Exterior doors, energy, and atmosphere 

LEED V4 now references the energy guidelines for exterior doors in ASHRAE 90.1-2010. U factors for exterior door opening solutions will remain at 0.7 for climate zones 1-6 and 0.5 for climate zones 7-8. Allowable operable air infiltration drops from 0.4 cfm/2sf2 to 0.2 cfm/sf2 under operable test conditions. LEED v4 asks designers to achieve 10 - 48% additional savings beyond these guidelines. National Fenestration Rating Council (NFRC) OR AAMA/WDMA testing will be required and door openings need labeling. Energy efficient door opening products like insulated doors and kerf/thermally broken frames all fitted with thresholds and gaskets can help meet more stringent requirements. According to Amy Vigneux, Director of Sustainable Solutions for ASSA ABLOY Door Security Solutions, "buildings account for roughly 40% of global energy consumption and can make a big dent in energy demand." 

PoE lock solution

Power over Ethernet locks reduce the energy consumption of electronic access control systems. PoE locks require little electricity and are powered by the same data cables that connect to phones, computers, and other devices. Since this uses the same IP networks, streaming the installation process reduces costs and components and minimizing power consumption. 

Many facilities incorporate traditional Electronic Access Control (EAC) systems. These components are all connected to an access control panel and require a low voltage power supply.  Many of these supplies use a significant amount of power even on standby mode and require additional infrastructure and power to operate. 

The development of PoE devices has significantly improved the performance of EAC systems. When the total Life Cycle Analysis (LCA) of a PoE system is considered, the result is less energy and material used during manufacturing, shippings, installation, and use. PoE locks are energy efficient offering only 2.85 watts per lock, which is 50% less than EAC devices. 
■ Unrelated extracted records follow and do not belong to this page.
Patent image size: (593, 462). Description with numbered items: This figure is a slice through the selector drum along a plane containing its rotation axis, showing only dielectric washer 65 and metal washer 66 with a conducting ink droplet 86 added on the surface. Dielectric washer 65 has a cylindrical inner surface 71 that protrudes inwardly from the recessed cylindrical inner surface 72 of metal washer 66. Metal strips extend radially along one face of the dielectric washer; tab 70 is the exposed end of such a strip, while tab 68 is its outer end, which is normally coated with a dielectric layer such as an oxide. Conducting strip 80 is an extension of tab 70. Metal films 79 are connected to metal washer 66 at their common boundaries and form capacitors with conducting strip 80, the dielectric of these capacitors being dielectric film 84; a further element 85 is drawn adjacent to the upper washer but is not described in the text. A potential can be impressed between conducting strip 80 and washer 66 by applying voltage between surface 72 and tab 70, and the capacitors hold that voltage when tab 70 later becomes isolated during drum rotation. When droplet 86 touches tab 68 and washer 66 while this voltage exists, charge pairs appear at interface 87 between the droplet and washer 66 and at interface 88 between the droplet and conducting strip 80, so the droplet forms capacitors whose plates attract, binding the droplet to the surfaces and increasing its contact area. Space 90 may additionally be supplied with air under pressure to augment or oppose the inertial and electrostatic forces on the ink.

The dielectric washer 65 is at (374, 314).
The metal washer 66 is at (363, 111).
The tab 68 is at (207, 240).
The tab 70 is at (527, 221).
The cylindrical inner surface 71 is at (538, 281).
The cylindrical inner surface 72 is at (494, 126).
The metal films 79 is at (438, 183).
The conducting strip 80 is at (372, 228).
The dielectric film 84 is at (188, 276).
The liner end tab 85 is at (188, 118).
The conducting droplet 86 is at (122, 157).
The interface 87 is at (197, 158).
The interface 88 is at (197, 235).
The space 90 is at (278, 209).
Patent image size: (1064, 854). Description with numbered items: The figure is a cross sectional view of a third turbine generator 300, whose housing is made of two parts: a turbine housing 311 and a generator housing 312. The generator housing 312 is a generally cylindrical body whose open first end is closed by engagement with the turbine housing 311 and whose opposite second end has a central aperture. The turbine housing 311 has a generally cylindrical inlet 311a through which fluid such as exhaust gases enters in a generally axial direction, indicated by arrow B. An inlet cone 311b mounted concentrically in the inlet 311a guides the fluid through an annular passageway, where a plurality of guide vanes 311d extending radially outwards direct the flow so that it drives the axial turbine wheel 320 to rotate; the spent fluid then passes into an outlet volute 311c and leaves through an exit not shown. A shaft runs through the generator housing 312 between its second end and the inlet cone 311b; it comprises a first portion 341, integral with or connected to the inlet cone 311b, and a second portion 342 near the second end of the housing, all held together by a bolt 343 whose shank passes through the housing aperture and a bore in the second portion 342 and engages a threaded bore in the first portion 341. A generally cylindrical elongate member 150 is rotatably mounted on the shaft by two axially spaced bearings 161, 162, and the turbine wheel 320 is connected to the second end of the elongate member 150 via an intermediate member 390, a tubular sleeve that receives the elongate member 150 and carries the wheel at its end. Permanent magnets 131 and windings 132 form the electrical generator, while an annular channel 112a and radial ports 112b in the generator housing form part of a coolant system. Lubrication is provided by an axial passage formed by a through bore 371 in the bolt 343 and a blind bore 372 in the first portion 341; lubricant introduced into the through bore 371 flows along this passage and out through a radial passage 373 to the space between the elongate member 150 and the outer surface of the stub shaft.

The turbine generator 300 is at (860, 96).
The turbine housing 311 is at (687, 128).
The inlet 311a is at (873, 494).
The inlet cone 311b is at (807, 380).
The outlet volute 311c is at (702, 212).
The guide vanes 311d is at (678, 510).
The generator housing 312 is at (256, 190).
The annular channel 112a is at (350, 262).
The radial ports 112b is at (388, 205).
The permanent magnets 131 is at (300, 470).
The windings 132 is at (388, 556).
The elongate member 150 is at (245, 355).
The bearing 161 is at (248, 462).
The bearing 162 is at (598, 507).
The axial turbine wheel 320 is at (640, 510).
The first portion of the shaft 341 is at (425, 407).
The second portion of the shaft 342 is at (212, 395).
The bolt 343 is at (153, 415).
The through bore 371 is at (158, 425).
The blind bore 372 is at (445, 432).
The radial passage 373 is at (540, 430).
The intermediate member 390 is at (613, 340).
Reducing power consumption with actuators

Electronic locking products are being updated to lessen their energy draw. The actuator does not produce heat and load on a physical access control system is less sensitive to extended wire, and operates across a wider voltage range. Such technical improvements drastically increase the energy efficiency of access control products, making them a perfect fit under the new LEED v4 guidelines.